The potential for future layoffs
It’s not a bold prediction to say that further layoffs could be coming in the industry, given the reimbursement challenges confronting providers. But the fact that Bayada has just announced this round of layoffs I take in some ways as an especially ominous sign of what’s to come.
That’s because Bayada is a large and diversified company, offering home health, personal care, private duty nursing, pediatric care, hospice, habilitation and applied behavior analysis (ABA) and autism therapy. On the one hand, diversification can create complexity-related risks, and it’s possible that a large company like Bayada might find layoffs a sound business decision, given the large amount of resources that the enterprise can draw from in order to compensate for the loss of headcount. On the other hand, such diversification also might create some insulation from risks and the ability to weather downturns in certain parts of the business without needing to part ways with a large number of employees.
The fact that Bayada moved forward with these layoffs suggests not just how serious the issues are but could be another sign of the wide reach of current reimbursement challenges, involving various payer types, care levels and geographies.
In other words, if layoffs were the right move for Bayada, I wouldn’t be surprised if other companies that have less reach and diversification might find themselves facing even tougher decisions about how to respond to current challenges.
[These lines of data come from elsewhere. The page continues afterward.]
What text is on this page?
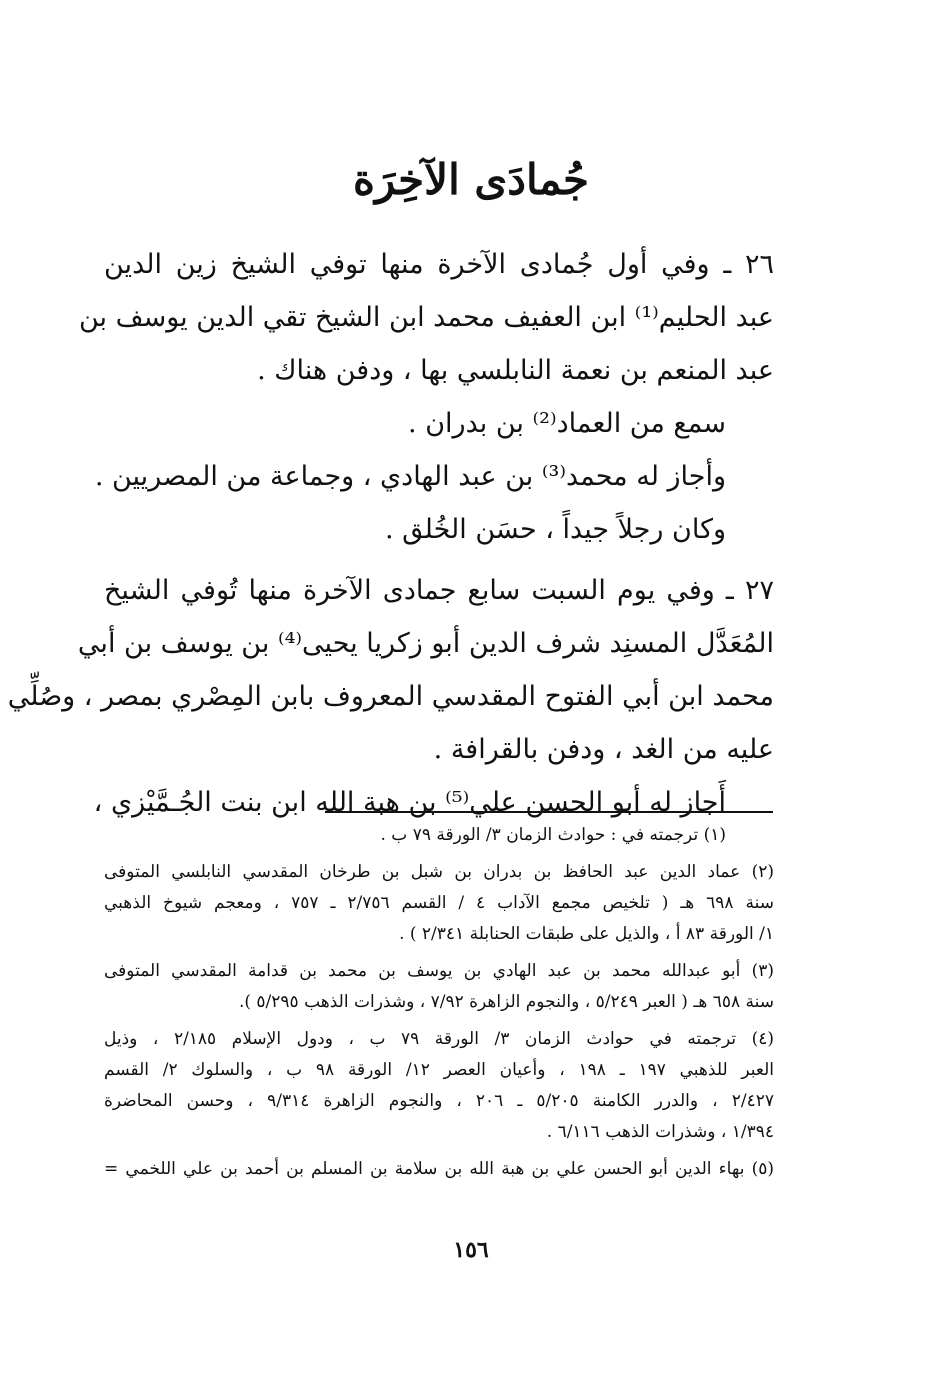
جُمادَى الآخِرَة
٢٦ ـ وفي أول جُمادى الآخرة منها توفي الشيخ زين الدين
عبد الحليم⁽¹⁾ ابن العفيف محمد ابن الشيخ تقي الدين يوسف بن
عبد المنعم بن نعمة النابلسي بها ، ودفن هناك .
سمع من العماد⁽²⁾ بن بدران .
وأجاز له محمد⁽³⁾ بن عبد الهادي ، وجماعة من المصريين .
وكان رجلاً جيداً ، حسَن الخُلق .
٢٧ ـ وفي يوم السبت سابع جمادى الآخرة منها تُوفي الشيخ
المُعَدَّل المسنِد شرف الدين أبو زكريا يحيى⁽⁴⁾ بن يوسف بن أبي
محمد ابن أبي الفتوح المقدسي المعروف بابن المِصْري بمصر ، وصُلِّي
عليه من الغد ، ودفن بالقرافة .
أَجاز له أبو الحسن علي⁽⁵⁾ بن هبة الله ابن بنت الجُـمَّيْزي ،
(١) ترجمته في : حوادث الزمان ٣/ الورقة ٧٩ ب .
(٢) عماد الدين عبد الحافظ بن بدران بن شبل بن طرخان المقدسي النابلسي المتوفى
سنة ٦٩٨ هـ ( تلخيص مجمع الآداب ٤ / القسم ٢/٧٥٦ ـ ٧٥٧ ، ومعجم شيوخ الذهبي
١/ الورقة ٨٣ أ ، والذيل على طبقات الحنابلة ٢/٣٤١ ) .
(٣) أبو عبدالله محمد بن عبد الهادي بن يوسف بن محمد بن قدامة المقدسي المتوفى
سنة ٦٥٨ هـ ( العبر ٥/٢٤٩ ، والنجوم الزاهرة ٧/٩٢ ، وشذرات الذهب ٥/٢٩٥ ).
(٤) ترجمته في حوادث الزمان ٣/ الورقة ٧٩ ب ، ودول الإسلام ٢/١٨٥ ، وذيل
العبر للذهبي ١٩٧ ـ ١٩٨ ، وأعيان العصر ١٢/ الورقة ٩٨ ب ، والسلوك ٢/ القسم
٢/٤٢٧ ، والدرر الكامنة ٥/٢٠٥ ـ ٢٠٦ ، والنجوم الزاهرة ٩/٣١٤ ، وحسن المحاضرة
١/٣٩٤ ، وشذرات الذهب ٦/١١٦ .
(٥) بهاء الدين أبو الحسن علي بن هبة الله بن سلامة بن المسلم بن أحمد بن علي اللخمي =
١٥٦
Certainly, layoffs might be on the table for them, but a reduction in locations, a pivot to different business lines, or even closure could be on the table.
These are the very outcomes that industry advocates and providers have been warning about. Seeing them come to fruition is not welcome, but the hope is that as lawmakers, policymakers, payers and other stakeholders see the consequences of rate reductions, they finally take action to address these multifaceted challenges and preserve access to at-home care.
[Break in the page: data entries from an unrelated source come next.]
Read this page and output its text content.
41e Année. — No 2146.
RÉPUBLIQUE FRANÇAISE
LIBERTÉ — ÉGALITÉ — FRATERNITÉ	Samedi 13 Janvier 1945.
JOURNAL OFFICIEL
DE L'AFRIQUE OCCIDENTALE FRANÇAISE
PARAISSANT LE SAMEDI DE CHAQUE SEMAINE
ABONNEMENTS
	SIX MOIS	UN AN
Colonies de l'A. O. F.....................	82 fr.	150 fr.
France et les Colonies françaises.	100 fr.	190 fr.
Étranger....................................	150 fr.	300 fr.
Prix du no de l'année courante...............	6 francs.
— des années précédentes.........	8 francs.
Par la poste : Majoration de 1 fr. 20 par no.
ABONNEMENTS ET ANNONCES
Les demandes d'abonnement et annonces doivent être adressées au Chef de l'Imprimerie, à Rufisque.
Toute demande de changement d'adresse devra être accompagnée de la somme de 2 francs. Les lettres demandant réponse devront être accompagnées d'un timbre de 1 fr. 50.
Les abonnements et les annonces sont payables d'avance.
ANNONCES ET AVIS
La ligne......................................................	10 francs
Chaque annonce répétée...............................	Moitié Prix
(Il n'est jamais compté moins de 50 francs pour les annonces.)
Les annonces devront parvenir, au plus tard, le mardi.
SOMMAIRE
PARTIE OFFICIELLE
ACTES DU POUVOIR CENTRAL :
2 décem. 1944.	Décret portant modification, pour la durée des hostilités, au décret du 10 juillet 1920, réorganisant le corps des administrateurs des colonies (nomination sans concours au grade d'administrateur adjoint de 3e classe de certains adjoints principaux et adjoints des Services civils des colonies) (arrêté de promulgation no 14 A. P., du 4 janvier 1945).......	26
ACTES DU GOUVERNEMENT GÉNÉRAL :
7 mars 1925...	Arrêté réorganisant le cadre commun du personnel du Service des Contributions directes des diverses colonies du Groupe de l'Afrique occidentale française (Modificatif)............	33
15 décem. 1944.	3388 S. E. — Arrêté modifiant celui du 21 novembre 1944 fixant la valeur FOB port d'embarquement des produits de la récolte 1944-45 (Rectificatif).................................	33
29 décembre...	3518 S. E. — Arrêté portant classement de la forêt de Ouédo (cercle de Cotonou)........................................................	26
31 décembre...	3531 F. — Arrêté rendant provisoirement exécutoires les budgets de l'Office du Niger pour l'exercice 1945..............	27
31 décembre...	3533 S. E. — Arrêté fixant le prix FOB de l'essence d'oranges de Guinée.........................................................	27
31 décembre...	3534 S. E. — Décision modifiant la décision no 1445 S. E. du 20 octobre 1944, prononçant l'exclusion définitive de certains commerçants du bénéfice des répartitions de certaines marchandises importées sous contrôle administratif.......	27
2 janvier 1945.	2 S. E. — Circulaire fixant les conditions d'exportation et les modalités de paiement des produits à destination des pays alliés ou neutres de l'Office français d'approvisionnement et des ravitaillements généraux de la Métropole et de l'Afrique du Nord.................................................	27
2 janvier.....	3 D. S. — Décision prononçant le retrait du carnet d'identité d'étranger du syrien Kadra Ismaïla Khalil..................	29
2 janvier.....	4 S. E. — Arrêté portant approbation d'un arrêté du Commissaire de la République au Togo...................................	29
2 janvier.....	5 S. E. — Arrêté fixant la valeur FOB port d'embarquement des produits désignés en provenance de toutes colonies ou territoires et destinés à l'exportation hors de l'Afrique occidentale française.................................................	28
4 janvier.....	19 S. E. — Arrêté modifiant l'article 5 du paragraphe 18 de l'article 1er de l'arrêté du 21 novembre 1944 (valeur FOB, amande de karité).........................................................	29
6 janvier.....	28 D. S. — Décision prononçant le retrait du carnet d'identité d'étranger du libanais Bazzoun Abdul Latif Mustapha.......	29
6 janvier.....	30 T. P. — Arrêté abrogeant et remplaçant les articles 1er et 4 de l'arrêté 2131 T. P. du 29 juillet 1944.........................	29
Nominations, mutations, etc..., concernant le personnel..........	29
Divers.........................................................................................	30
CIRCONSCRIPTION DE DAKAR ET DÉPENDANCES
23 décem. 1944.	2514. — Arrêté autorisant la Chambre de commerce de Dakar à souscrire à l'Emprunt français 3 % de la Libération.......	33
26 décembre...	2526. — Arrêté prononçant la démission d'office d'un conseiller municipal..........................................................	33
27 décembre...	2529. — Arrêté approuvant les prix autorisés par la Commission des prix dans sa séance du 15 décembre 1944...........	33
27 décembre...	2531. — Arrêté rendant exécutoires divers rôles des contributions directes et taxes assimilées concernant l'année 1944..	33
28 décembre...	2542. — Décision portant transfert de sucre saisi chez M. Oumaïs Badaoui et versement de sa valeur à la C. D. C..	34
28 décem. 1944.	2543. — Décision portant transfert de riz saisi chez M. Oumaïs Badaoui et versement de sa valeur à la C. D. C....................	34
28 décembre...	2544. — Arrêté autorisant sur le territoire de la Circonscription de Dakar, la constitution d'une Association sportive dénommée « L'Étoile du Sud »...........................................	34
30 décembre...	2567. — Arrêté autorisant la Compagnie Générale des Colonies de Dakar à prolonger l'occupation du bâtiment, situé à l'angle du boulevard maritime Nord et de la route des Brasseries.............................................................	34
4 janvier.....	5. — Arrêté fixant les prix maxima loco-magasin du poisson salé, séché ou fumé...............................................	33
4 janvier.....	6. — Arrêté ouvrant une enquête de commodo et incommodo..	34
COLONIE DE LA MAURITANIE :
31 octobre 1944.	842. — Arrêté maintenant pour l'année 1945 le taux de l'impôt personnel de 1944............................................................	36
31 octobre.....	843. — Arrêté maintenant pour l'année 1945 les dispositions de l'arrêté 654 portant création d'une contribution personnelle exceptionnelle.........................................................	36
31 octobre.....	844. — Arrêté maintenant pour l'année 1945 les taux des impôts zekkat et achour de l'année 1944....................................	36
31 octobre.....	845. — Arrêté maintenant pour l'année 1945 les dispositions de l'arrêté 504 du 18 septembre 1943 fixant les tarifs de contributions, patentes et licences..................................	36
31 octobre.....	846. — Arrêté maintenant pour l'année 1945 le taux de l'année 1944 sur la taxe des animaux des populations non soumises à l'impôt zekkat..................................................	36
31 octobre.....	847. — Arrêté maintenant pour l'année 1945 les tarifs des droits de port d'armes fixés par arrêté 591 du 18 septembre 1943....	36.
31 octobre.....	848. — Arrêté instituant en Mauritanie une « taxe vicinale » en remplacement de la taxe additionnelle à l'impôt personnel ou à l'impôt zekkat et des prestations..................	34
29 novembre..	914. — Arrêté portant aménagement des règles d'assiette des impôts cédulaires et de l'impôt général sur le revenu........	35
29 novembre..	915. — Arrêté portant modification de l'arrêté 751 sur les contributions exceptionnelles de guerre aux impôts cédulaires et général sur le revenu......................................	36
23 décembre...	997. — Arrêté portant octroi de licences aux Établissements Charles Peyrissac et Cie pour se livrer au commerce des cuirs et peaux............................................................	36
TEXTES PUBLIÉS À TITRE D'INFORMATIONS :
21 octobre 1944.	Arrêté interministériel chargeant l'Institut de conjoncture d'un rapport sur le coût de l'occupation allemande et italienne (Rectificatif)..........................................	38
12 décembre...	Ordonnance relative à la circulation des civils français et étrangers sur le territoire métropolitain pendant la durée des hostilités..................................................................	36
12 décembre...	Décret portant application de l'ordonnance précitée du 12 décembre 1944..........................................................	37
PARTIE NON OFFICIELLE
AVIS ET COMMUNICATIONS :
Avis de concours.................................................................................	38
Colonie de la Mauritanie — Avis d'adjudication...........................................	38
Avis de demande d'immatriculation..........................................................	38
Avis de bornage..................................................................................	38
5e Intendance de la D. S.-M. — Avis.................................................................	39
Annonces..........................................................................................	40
Given what Totaro said about the organization’s “go-go-go” approach to advocacy, Bayada is sure to share its story with the relevant stakeholders in government and across the U.S. health care system.
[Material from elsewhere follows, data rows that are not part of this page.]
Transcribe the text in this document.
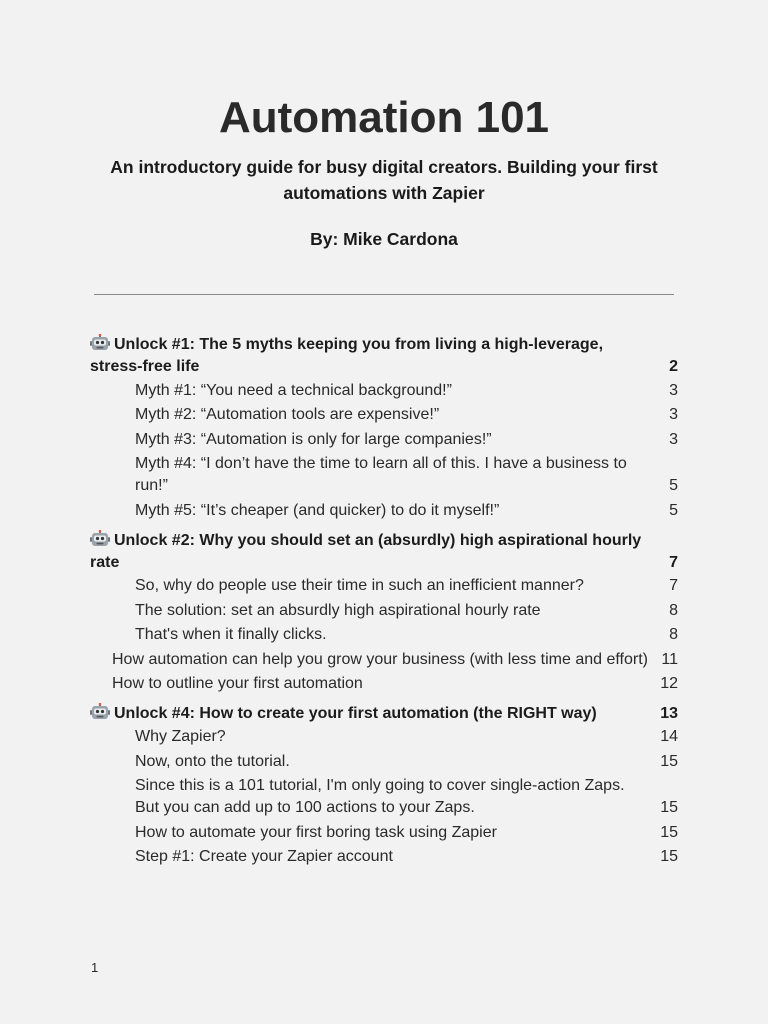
Automation 101
An introductory guide for busy digital creators. Building your first automations with Zapier
By: Mike Cardona
Unlock #1: The 5 myths keeping you from living a high-leverage, stress-free life	2
Myth #1: “You need a technical background!”	3
Myth #2: “Automation tools are expensive!”	3
Myth #3: “Automation is only for large companies!”	3
Myth #4: “I don’t have the time to learn all of this. I have a business to run!”	5
Myth #5: “It’s cheaper (and quicker) to do it myself!”	5
Unlock #2: Why you should set an (absurdly) high aspirational hourly rate	7
So, why do people use their time in such an inefficient manner?	7
The solution: set an absurdly high aspirational hourly rate	8
That's when it finally clicks.	8
How automation can help you grow your business (with less time and effort) 11
How to outline your first automation	12
Unlock #4: How to create your first automation (the RIGHT way)	13
Why Zapier?	14
Now, onto the tutorial.	15
Since this is a 101 tutorial, I'm only going to cover single-action Zaps. But you can add up to 100 actions to your Zaps.	15
How to automate your first boring task using Zapier	15
Step #1: Create your Zapier account	15
1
I think it would be wise for other providers and advocates to point to the Bayada layoffs as well, in their own advocacy efforts, and also to be transparent about how the current payment landscape is affecting their own businesses. As Totaro noted, a “discussion about cost and cuts” did not move the needle; now that the cuts are actually coming to pass, the story has to become more about the human toll being exacted.
It’s not a happy story, and headlines about layoffs are tough for us to write on Home Health Care News. But to the extent that getting this type of information out in the world – and in front of the right people – can make a positive difference, I hope that other providers will be willing to share bad news, as necessary, with us and the public in the months to come.